Raoul du Toit, a Zimbabwean environmentalist and director of the Lowveld Rhino Trust, says the country has experienced several surges in black rhino poaching over the years. The most devastating was in the late 1980s and early 1990s, when poachers nearly decimated the black rhino population in the Zambezi Valley, which in the early 1980s had Africa’s largest rhino population.
To save the few survivors, the government and conservationists relocated them to former cattle ranches that had become unprofitable due to persistent droughts in southern Zimbabwe. Around 90% of Zimbabwe’s black rhinos live on such conservancies. Only now, the species faces a very different threat than that posed by European hunters during the 20th century.
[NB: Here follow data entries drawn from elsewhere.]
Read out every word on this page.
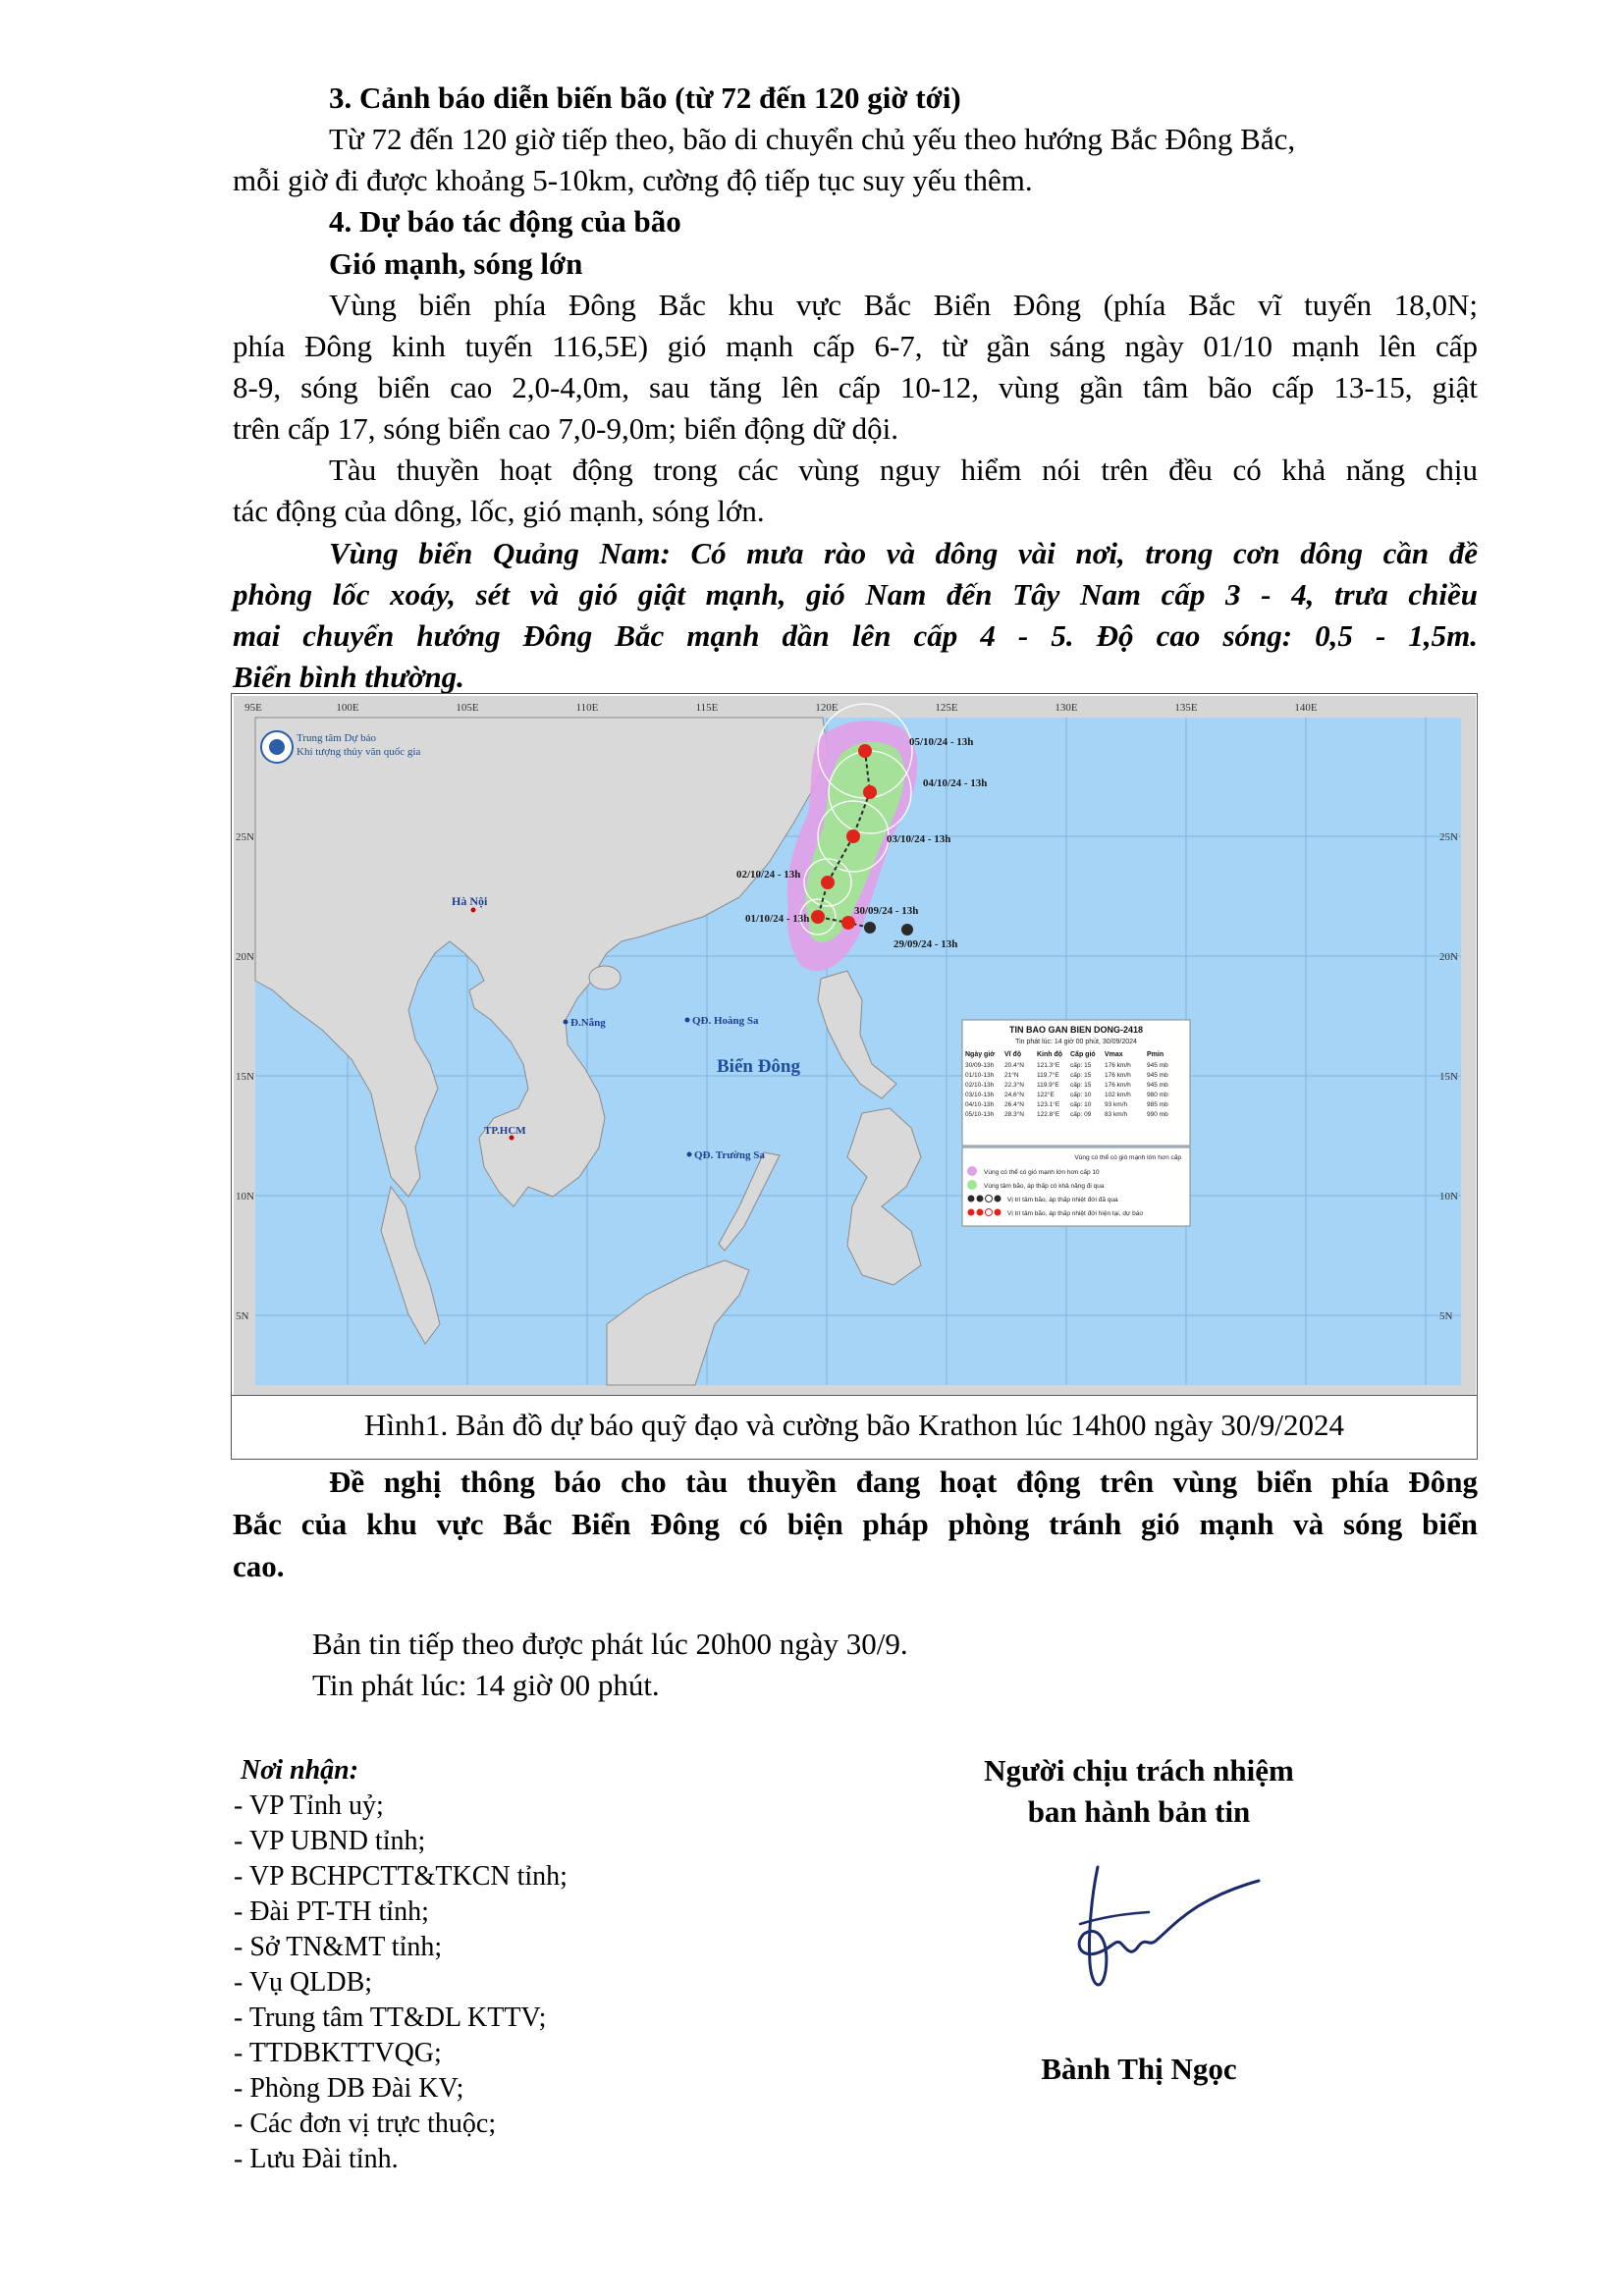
3. Cảnh báo diễn biến bão (từ 72 đến 120 giờ tới)
Từ 72 đến 120 giờ tiếp theo, bão di chuyển chủ yếu theo hướng Bắc Đông Bắc,
mỗi giờ đi được khoảng 5-10km, cường độ tiếp tục suy yếu thêm.
4. Dự báo tác động của bão
Gió mạnh, sóng lớn
Vùng biển phía Đông Bắc khu vực Bắc Biển Đông (phía Bắc vĩ tuyến 18,0N;
phía Đông kinh tuyến 116,5E) gió mạnh cấp 6-7, từ gần sáng ngày 01/10 mạnh lên cấp
8-9, sóng biển cao 2,0-4,0m, sau tăng lên cấp 10-12, vùng gần tâm bão cấp 13-15, giật
trên cấp 17, sóng biển cao 7,0-9,0m; biển động dữ dội.
Tàu thuyền hoạt động trong các vùng nguy hiểm nói trên đều có khả năng chịu
tác động của dông, lốc, gió mạnh, sóng lớn.
Vùng biển Quảng Nam: Có mưa rào và dông vài nơi, trong cơn dông cần đề
phòng lốc xoáy, sét và gió giật mạnh, gió Nam đến Tây Nam cấp 3 - 4, trưa chiều
mai chuyển hướng Đông Bắc mạnh dần lên cấp 4 - 5. Độ cao sóng: 0,5 - 1,5m.
Biển bình thường.
95E	100E	105E	110E	115E	120E	125E	130E	135E	140E
25N
20N
15N
10N
5N
25N
20N
15N
10N
5N
05/10/24 - 13h
04/10/24 - 13h
03/10/24 - 13h
02/10/24 - 13h
01/10/24 - 13h
30/09/24 - 13h
29/09/24 - 13h
Trung tâm Dự báo
Khí tượng thủy văn quốc gia
Hà Nội
Đ.Nẵng	QĐ. Hoàng Sa
Biển Đông
TP.HCM
QĐ. Trường Sa
TIN BAO GAN BIEN DONG-2418
Tin phát lúc: 14 giờ 00 phút, 30/09/2024
Ngày giờ Vĩ độ Kinh độ Cấp gió Vmax	Pmin
30/09-13h 20.4°N 121.3°E cấp: 15 176 km/h	945 mb
01/10-13h 21°N	119.7°E cấp: 15 176 km/h	945 mb
02/10-13h 22.3°N 119.9°E cấp: 15 176 km/h	945 mb
03/10-13h 24.6°N 122°E cấp: 10 102 km/h	980 mb
04/10-13h 26.4°N 123.1°E cấp: 10 93 km/h	985 mb
05/10-13h 28.3°N 122.8°E cấp: 09 83 km/h	990 mb
Vùng có thể có gió mạnh lớn hơn cấp
Vùng có thể có gió mạnh lớn hơn cấp 10
Vùng tâm bão, áp thấp có khả năng đi qua
Vị trí tâm bão, áp thấp nhiệt đới đã qua
Vị trí tâm bão, áp thấp nhiệt đới hiện tại, dự báo
Hình1. Bản đồ dự báo quỹ đạo và cường bão Krathon lúc 14h00 ngày 30/9/2024
Đề nghị thông báo cho tàu thuyền đang hoạt động trên vùng biển phía Đông
Bắc của khu vực Bắc Biển Đông có biện pháp phòng tránh gió mạnh và sóng biển
cao.
Bản tin tiếp theo được phát lúc 20h00 ngày 30/9.
Tin phát lúc: 14 giờ 00 phút.
Nơi nhận:
- VP Tỉnh uỷ;
- VP UBND tỉnh;
- VP BCHPCTT&TKCN tỉnh;
- Đài PT-TH tỉnh;
- Sở TN&MT tỉnh;
- Vụ QLDB;
- Trung tâm TT&DL KTTV;
- TTDBKTTVQG;
- Phòng DB Đài KV;
- Các đơn vị trực thuộc;
- Lưu Đài tỉnh.
Người chịu trách nhiệm
ban hành bản tin
Bành Thị Ngọc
“A flare-up of demand for rhino horn in Asia has created the perfect storm,” du Toit says.
Unproven medical claims in some southeast Asian countries that, when consumed in powder form, rhino horn can heal a variety of ailments, including cancer, drive the demand, he says. A kilo of rhino horn can sell for as much as $60,000 in the Asian black market.
But Whitlatch now sees a future for Zimbabwe’s black rhinos. Officials have assembled teams to monitor them and collect data to help determine the species’ overall health. They’ve also deployed electronic tracking in some areas to provide real-time monitoring.
“It has not been easy, but it’s a success story,” Whitlatch says. “Zimbabwe is a model of light to show what can be done to save rhinos.”